Wednesday, March 02, 2005

Layering Principles

Martin Fowler reports on a workshop in which people ("a good group of people, [but] it was hardly a definitive source of enterprise development expertise") vote on principles for software layering.

Some people take this exercise seriously. JohnLim describes the result of the vote as "excellent guidelines", while Paul Gielens adds his own vote. Others are more critical, including David Anderson and Rob Diana.

To my mind, even if you could collect up the most experienced people in the software world, I distrust the idea that you could get a coherent and meaningful set of architectural principles from a vote.

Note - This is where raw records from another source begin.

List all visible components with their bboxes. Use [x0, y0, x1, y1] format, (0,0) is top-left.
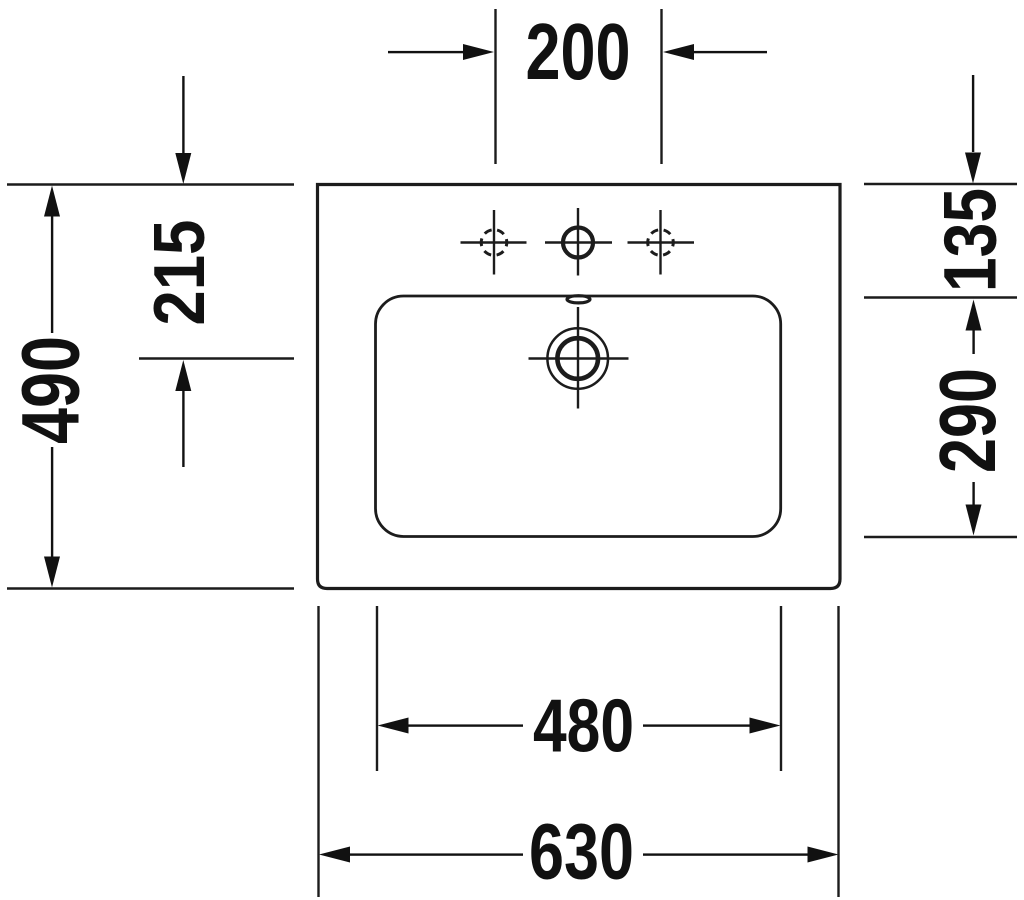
svg-text:215: 215: [140, 220, 220, 326]
svg-text:630: 630: [529, 807, 634, 896]
svg-text:135: 135: [929, 188, 1012, 292]
svg-text:480: 480: [533, 683, 634, 767]
svg-text:490: 490: [6, 336, 97, 444]
svg-text:290: 290: [923, 368, 1012, 473]
svg-text:200: 200: [526, 7, 631, 96]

Architectural principles must come from reflective practice and/or grounded theory. For example, I can derive layering from a differential theory of change, as follows.

Purpose What is layering supposed to achieve?
A well-layered artefact or system is more adaptable, because some types of variation can be accommodated within one layer without significantly affecting adjacent layers.
Form What is the underlying structure of layering?
Boundaries between layers represent step changes with respect to some form of variation, from some perspective, such as
  • Differential change over time
  • A split between relatively homogeneous and relatively heterogeneous
Process How do layers get established?
Layers emerge from an evolutionary process, in which a series of small alterations affect the architectural properties of a system or (often unplanned and unremarked by the so-called architects).
  • Redundant layers (where there is insufficient difference in variation between two adjacent layers) tend to gradually fuse together. Flexibility that is not used or exercised will attenuate. Engineers under time pressure will take shortcuts that compromise the official separation between layers.
  • Where there is excessive differentiation within a single layer, this will tend to split apart, initially in an incoherent way.
Material What is the source of a particular layering?
Layering comes from the experience of variation.